UNIVERSITY OF CAMBRIDGE INTERNATIONAL EXAMINATIONS
GCE Advanced Subsidiary Level and GCE Advanced Level
MARK SCHEME for the May/June 2011 question paper for the guidance of teachers
9699/11 Paper 1 (Essay), maximum raw mark 50
This mark scheme is published as an aid to teachers and candidates, to indicate the requirements of the examination. It shows the basis on which Examiners were instructed to award marks. It does not indicate the details of the discussions that took place at an Examiners’ meeting before marking began, which would have considered the acceptability of alternative answers. Mark schemes must be read in conjunction with the question papers and the report on the examination.
• Cambridge will not enter into discussions or correspondence in connection with these mark schemes.
Cambridge is publishing the mark schemes for the May/June 2011 question papers for most IGCSE, GCE Advanced Level and Advanced Subsidiary Level syllabuses and some Ordinary Level syllabuses.
Mark Scheme: Teachers’ version GCE AS/A LEVEL – May/June 2011 Section A: The Sociological Perspective
“Socialisation is the most significant factor in shaping human behaviour.” Explain and assess this view.  (0–6) A few simple remarks about human behaviour, or about different ways of studying humans, might be worth two or three marks. Higher in the band, answers will contain a few basic observations about socialisation and may offer some assertions about the part it plays in shaping human behaviour. There will be little or no reference to appropriate sociological evidence and arguments at this level.

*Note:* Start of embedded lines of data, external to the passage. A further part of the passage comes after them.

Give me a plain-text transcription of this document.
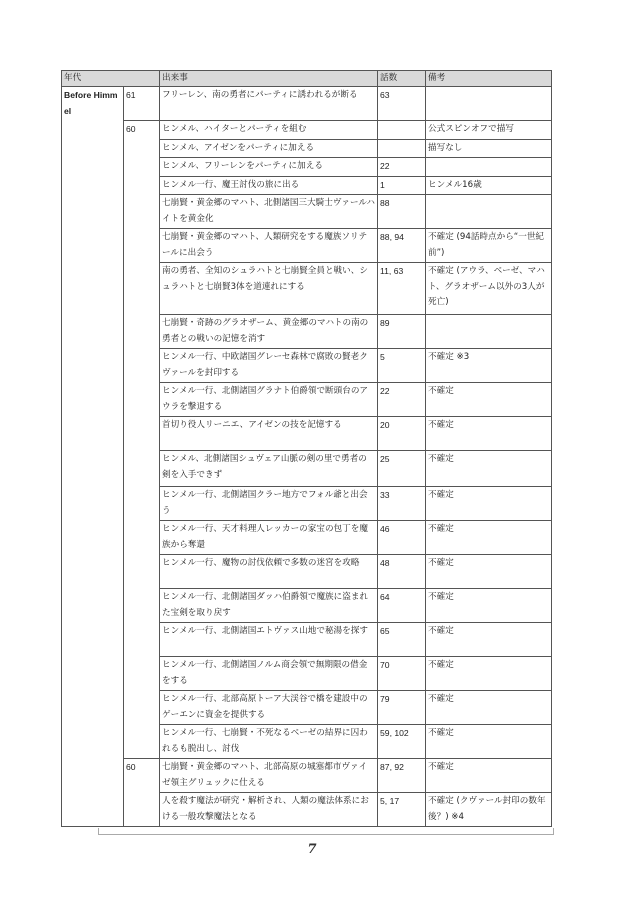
年代		出来事	話数	備考
Before Himmel	61	フリーレン、南の勇者にパーティに誘われるが断る	63	
	60	ヒンメル、ハイターとパーティを組む		公式スピンオフで描写
		ヒンメル、アイゼンをパーティに加える		描写なし
		ヒンメル、フリーレンをパーティに加える	22	
		ヒンメル一行、魔王討伐の旅に出る	1	ヒンメル16歳
		七崩賢・黄金郷のマハト、北側諸国三大騎士ヴァールハイトを黄金化	88	
		七崩賢・黄金郷のマハト、人類研究をする魔族ソリテールに出会う	88, 94	不確定 (94話時点から“一世紀前”)
		南の勇者、全知のシュラハトと七崩賢全員と戦い、シュラハトと七崩賢3体を道連れにする	11, 63	不確定 (アウラ、ベーゼ、マハト、グラオザーム以外の3人が死亡)
		七崩賢・奇跡のグラオザーム、黄金郷のマハトの南の勇者との戦いの記憶を消す	89	
		ヒンメル一行、中欧諸国グレーセ森林で腐敗の賢老クヴァールを封印する	5	不確定 ※3
		ヒンメル一行、北側諸国グラナト伯爵領で断頭台のアウラを撃退する	22	不確定
		首切り役人リーニエ、アイゼンの技を記憶する	20	不確定
		ヒンメル、北側諸国シュヴェア山脈の剣の里で勇者の剣を入手できず	25	不確定
		ヒンメル一行、北側諸国クラー地方でフォル爺と出会う	33	不確定
		ヒンメル一行、天才料理人レッカーの家宝の包丁を魔族から奪還	46	不確定
		ヒンメル一行、魔物の討伐依頼で多数の迷宮を攻略	48	不確定
		ヒンメル一行、北側諸国ダッハ伯爵領で魔族に盗まれた宝剣を取り戻す	64	不確定
		ヒンメル一行、北側諸国エトヴァス山地で秘湯を探す	65	不確定
		ヒンメル一行、北側諸国ノルム商会領で無期限の借金をする	70	不確定
		ヒンメル一行、北部高原トーア大渓谷で橋を建設中のゲーエンに資金を提供する	79	不確定
		ヒンメル一行、七崩賢・不死なるベーゼの結界に囚われるも脱出し、討伐	59, 102	不確定
	60	七崩賢・黄金郷のマハト、北部高原の城塞都市ヴァイゼ領主グリュックに仕える	87, 92	不確定
		人を殺す魔法が研究・解析され、人類の魔法体系における一般攻撃魔法となる	5, 17	不確定 (クヴァール封印の数年後？) ※4
7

(7–12) Answers here are likely to be descriptive and confined to an account of the ways in which socialisation may influence human behaviour. At the lower end of the band, the answer may be limited to an account of the agencies of socialisation and/or the stages of socialisation. A more developed answer will begin to consider the evidence that socialisation plays a major part in shaping human behaviour, perhaps through an account of the cases of feral children. However, the range of evidence considered may be limited and any analysis will be superficial. Alternatively, to merit the top of the band the answer may outline the functionalist or interactionist theory of socialisation. (13–18) Answers that fit the lower part of the band may be confined to an account of different sociological perspectives (most likely functionalist and interactionist) on socialisation. To go higher in the band, there needs to be some focus on the evidence that socialisation plays a major part in shaping human behaviour. The evidence cited may include, for example: the cases of children exposed to little or no human socialisation; Durkheim’s study of suicide; cross-cultural differences in human behaviour; studies of gender divisions; and the sociological critique of biological accounts of human behaviour. Any assessment of the evidence and issues surrounding the role of socialisation in shaping human behaviour will be fairly basic at this level. (19–25) As for the previous band, except that the assessment will be more developed and better informed. The assessment may be in terms of questioning the oversocialised concept of humans implicit in many sociological perspectives. References to appropriate material from socio-biological accounts should also be credited. Alternatively, candidates may use a range of evidence to support the view that socialisation plays a major part in shaping human behaviour, and if this is linked to well-reasoned arguments and conclusions the answer is likely to reach the top of the band. Good use might also be made of the post-modernist perspective to question over-deterministic views of the factors influencing human behaviour.